What is concerning about the the UK's current path is that, as is the case with most sports, despite being the home of the internet it is now playing catch up to the rest of the world. We still boast a fair few innovative and cutting edge technology companies but the pool of talent is not increasing at a quick enough rate to compete with other countries especially China, India and Brazil. One country that really stands out and provides the UK with an example of how to punch above its weight in the world of technology is Estonia. This tiny Baltic nation with a population of 1.2 million people has, since 1997, provided compulsory coding lessons for all schoolchildren from the age of 7 to 19. The programme, named Tiggrihupe, has helped to push Estonia's economic growth for the last fifteen years and made it punch far above its weight in the technology and IT sector. Surely something similar can be introduced into the UK's curriculum?

If it is so important, and has been done elsewhere, what is the Government doing about it I hear you ask? Well, in short, not much. Earlier this year the Education Secretary did seem to accept that a more robust ICT curriculum is required to ensure that young people acquired at least a basic understanding of coding. However, this has led to little real action despite the best efforts of campaigners such as Emma Mulqueeny.

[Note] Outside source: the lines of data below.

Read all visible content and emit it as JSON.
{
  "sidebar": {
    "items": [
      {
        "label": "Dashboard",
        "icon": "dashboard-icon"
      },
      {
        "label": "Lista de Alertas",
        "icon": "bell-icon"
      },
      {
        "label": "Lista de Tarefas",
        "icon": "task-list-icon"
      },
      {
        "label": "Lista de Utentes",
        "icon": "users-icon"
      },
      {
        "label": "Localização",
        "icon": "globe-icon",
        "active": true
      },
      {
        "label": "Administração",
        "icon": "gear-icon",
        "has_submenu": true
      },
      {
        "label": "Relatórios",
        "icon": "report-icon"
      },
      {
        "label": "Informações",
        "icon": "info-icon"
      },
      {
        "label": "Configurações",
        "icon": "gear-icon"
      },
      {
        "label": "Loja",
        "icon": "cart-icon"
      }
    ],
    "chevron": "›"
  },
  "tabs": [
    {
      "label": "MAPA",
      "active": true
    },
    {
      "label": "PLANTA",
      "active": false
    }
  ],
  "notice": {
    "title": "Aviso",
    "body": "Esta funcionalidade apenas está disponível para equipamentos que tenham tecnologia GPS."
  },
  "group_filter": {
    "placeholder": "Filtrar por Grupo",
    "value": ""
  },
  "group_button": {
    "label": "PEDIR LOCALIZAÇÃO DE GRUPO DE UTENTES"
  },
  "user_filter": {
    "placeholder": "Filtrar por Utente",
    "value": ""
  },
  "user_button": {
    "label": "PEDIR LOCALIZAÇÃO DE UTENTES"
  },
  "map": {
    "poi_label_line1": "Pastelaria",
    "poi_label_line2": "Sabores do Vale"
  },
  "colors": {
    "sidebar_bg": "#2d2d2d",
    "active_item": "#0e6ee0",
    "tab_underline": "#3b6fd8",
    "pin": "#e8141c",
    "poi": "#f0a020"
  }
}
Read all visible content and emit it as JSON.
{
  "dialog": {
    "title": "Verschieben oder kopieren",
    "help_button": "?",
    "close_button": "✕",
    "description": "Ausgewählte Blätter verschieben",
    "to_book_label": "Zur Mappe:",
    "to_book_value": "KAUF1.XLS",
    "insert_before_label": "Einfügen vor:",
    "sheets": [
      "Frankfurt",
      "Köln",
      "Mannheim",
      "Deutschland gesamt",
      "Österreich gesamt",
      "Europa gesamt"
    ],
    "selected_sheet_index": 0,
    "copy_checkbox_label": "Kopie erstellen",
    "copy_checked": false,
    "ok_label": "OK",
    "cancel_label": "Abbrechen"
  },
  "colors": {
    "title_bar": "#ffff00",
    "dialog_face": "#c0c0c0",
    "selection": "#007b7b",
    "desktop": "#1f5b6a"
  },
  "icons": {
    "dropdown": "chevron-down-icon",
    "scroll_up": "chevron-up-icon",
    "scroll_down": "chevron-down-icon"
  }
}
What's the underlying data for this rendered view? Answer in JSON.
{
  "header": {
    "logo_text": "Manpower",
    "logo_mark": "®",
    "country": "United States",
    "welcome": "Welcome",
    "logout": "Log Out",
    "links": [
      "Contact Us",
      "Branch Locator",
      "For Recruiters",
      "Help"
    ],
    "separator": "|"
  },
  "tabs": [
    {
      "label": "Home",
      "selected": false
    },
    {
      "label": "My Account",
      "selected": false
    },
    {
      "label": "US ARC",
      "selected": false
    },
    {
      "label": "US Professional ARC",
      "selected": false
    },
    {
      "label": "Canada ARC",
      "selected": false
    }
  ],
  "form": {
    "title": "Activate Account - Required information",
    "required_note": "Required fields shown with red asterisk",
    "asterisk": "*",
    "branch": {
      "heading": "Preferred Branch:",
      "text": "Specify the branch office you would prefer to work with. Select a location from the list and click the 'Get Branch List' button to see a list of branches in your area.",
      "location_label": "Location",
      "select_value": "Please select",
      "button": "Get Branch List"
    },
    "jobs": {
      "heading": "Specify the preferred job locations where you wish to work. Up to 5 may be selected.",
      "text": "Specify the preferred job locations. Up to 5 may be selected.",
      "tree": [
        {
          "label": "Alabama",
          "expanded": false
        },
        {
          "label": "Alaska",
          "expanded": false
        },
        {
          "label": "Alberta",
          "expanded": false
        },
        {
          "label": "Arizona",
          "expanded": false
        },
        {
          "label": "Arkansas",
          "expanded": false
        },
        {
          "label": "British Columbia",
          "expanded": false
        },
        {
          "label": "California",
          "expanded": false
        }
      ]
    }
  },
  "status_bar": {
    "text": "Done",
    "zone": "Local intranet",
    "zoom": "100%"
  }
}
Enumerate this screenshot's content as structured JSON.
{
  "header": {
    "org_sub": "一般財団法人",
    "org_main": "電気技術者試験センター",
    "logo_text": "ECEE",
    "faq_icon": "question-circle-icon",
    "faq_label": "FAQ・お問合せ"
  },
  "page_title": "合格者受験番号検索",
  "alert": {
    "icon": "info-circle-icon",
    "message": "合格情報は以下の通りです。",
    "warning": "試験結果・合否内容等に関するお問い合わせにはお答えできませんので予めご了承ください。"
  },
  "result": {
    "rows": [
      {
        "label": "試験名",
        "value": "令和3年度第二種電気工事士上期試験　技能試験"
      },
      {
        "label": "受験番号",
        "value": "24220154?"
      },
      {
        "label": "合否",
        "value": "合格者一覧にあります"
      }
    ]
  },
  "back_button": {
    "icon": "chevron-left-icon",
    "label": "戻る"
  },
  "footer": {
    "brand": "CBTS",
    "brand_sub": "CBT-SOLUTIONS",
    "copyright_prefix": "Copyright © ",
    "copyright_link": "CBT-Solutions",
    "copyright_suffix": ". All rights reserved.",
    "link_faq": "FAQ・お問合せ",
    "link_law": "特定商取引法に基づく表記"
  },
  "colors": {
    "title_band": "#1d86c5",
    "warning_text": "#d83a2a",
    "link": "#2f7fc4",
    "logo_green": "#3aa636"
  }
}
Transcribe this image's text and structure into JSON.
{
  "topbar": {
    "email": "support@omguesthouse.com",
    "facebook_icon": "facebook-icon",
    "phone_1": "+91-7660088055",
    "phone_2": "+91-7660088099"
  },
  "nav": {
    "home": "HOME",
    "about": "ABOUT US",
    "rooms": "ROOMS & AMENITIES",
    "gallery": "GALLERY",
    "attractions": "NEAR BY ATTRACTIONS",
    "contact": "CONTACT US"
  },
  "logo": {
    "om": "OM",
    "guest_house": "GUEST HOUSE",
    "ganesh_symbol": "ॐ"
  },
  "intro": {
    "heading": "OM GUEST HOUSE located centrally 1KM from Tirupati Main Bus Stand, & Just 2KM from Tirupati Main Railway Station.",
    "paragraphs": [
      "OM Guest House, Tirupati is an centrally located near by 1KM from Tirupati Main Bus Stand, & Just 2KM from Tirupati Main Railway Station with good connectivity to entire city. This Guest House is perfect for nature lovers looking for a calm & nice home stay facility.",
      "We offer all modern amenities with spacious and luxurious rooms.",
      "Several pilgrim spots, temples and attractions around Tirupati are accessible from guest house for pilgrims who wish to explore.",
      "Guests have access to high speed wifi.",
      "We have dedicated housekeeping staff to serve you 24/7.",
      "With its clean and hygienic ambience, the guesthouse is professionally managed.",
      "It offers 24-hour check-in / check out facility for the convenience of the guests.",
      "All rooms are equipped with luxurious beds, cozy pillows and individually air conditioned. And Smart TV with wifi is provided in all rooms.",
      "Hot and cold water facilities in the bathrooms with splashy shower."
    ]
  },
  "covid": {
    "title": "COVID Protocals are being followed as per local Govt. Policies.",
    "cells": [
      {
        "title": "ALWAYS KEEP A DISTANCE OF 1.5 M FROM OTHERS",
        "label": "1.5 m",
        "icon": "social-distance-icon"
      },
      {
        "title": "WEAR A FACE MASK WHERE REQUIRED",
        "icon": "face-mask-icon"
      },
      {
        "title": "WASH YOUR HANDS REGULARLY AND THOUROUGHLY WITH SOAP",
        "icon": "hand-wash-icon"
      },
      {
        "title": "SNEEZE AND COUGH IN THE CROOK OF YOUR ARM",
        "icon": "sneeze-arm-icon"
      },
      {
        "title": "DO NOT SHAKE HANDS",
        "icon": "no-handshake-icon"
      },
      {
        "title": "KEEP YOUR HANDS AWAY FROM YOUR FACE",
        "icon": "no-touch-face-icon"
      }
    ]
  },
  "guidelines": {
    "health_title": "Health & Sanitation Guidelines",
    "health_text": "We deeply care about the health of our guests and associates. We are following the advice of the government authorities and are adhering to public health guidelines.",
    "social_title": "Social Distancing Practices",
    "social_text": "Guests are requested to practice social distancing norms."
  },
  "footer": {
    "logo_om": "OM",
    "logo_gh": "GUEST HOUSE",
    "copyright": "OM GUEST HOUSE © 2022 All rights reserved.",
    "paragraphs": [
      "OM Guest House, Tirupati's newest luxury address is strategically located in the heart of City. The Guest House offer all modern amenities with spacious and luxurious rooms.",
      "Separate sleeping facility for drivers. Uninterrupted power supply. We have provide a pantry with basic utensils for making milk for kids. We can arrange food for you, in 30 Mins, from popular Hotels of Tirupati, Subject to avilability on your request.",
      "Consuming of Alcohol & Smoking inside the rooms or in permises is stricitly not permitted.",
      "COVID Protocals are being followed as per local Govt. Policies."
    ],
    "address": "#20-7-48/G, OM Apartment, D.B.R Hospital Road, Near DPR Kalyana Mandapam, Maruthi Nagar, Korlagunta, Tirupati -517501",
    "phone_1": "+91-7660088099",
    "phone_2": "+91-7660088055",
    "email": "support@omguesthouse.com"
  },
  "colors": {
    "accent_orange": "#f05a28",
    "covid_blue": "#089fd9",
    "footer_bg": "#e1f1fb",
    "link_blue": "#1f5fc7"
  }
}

It is absolutely vital that the Government takes a closer look at implementing changes to ensure that coding is regarded on the same level as learning a foreign language in British schools. If this country wants to continue as a nation with a respected quaternary sector in our economy then a re-evaluation of what young people do and don't need to know with regards to ICT has to take place. There is a chance to steal a march on the rest of the world but it must be seized by the Government, not just by pioneering individuals, and soon.